Des effectifs qui dérapent

Pour ramener les comptes vers l’équilibre, France Télévisions a initié un plan volontaire de départ à la retraite entre 2009 et 2012. Il a en fait débouché sur une hausse de la masse salariale de 2,74 % quand la direction s’était engagée à la diminuer de 5 %. Si 600 salariés ont quitté le navire, les indemnités de départ ont rendu le plan caduc. Pis, sur la période 2006-2012, les effectifs ont augmenté, passant de 10 620 en 2006 à 11 167 temps pleins au 30 juin 2012. “La hausse s’est stabilisée alors que la sagesse aurait dû leur commander de réduire le personnel après la suppression de la publicité le soir qui a engendré des pertes de recette”, observe Martine Martinel.

La direction de France Télévisions devrait donner un coup d’accélérateur en dégraissant le contingent de CDD qui œuvrent pour la plupart dans les antennes régionales de France 3. Ces salariés représentent 15 % des effectifs des chaînes publiques.

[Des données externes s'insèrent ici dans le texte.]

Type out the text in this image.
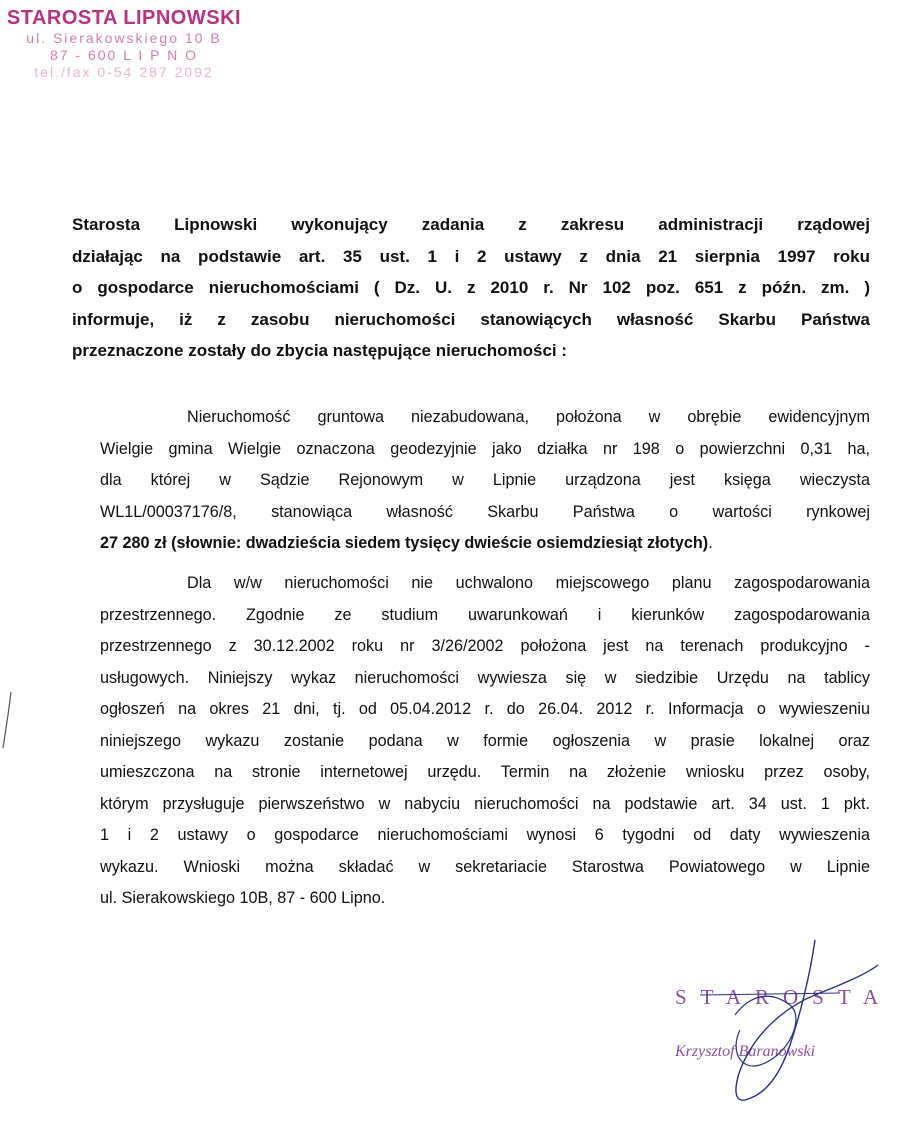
STAROSTA LIPNOWSKI
ul. Sierakowskiego 10 B
87 - 600 L I P N O
tel./fax 0-54 287 2092
Starosta Lipnowski wykonujący zadania z zakresu administracji rządowej
działając na podstawie art. 35 ust. 1 i 2 ustawy z dnia 21 sierpnia 1997 roku
o gospodarce nieruchomościami ( Dz. U. z 2010 r. Nr 102 poz. 651 z późn. zm. )
informuje, iż z zasobu nieruchomości stanowiących własność Skarbu Państwa
przeznaczone zostały do zbycia następujące nieruchomości :
Nieruchomość gruntowa niezabudowana, położona w obrębie ewidencyjnym
Wielgie gmina Wielgie oznaczona geodezyjnie jako działka nr 198 o powierzchni 0,31 ha,
dla której w Sądzie Rejonowym w Lipnie urządzona jest księga wieczysta
WL1L/00037176/8, stanowiąca własność Skarbu Państwa o wartości rynkowej
27 280 zł (słownie: dwadzieścia siedem tysięcy dwieście osiemdziesiąt złotych).
Dla w/w nieruchomości nie uchwalono miejscowego planu zagospodarowania
przestrzennego. Zgodnie ze studium uwarunkowań i kierunków zagospodarowania
przestrzennego z 30.12.2002 roku nr 3/26/2002 położona jest na terenach produkcyjno -
usługowych. Niniejszy wykaz nieruchomości wywiesza się w siedzibie Urzędu na tablicy
ogłoszeń na okres 21 dni, tj. od 05.04.2012 r. do 26.04. 2012 r. Informacja o wywieszeniu
niniejszego wykazu zostanie podana w formie ogłoszenia w prasie lokalnej oraz
umieszczona na stronie internetowej urzędu. Termin na złożenie wniosku przez osoby,
którym przysługuje pierwszeństwo w nabyciu nieruchomości na podstawie art. 34 ust. 1 pkt.
1 i 2 ustawy o gospodarce nieruchomościami wynosi 6 tygodni od daty wywieszenia
wykazu. Wnioski można składać w sekretariacie Starostwa Powiatowego w Lipnie
ul. Sierakowskiego 10B, 87 - 600 Lipno.
STAROSTA
Krzysztof Baranowski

Or, ces employés multiplient depuis des années des contrats, parfois hors de tout cadre légal. Ce plan social pourrait donc une nouvelle fois coûter plus qu’il ne rapporte.

Martine Martinel s’inquiète aussi du climat social dans l’entreprise : “Les salariés sont perdus par des changements incessants de projet et de management. À France Télévisions, beaucoup de gens ne se sentent pas bien, entre les placardisés à 7 000 euros et ceux qui enchaînent les CDD depuis des années.” Les strates hiérarchiques qui s’accumulent sont régulièrement pointées comme responsables d’un climat social déplorable et d’une masse salariale trop conséquente. Sur les 11 167 temps pleins de France Télévisions, 4 625 sont consacrés à des fonctions d’encadrement, avec des pointes à 60 % à France Ô.

La difficile “entreprise commune”

Imaginée par Nicolas Sarkozy, en 2009, pour rationaliser les dépenses de France Télévisions, l’“entreprise commune” peine à devenir une réalité. Sur le papier, la réforme apparaît pourtant simpliste et logique : les chaînes devaient mutualiser leurs achats de programmes, leur personnel, les équipes techniques, les moyens commerciaux et marketing. En 2009, la Cour des comptes avait tracé pour France Télévisions le chemin de l’entreprise commune.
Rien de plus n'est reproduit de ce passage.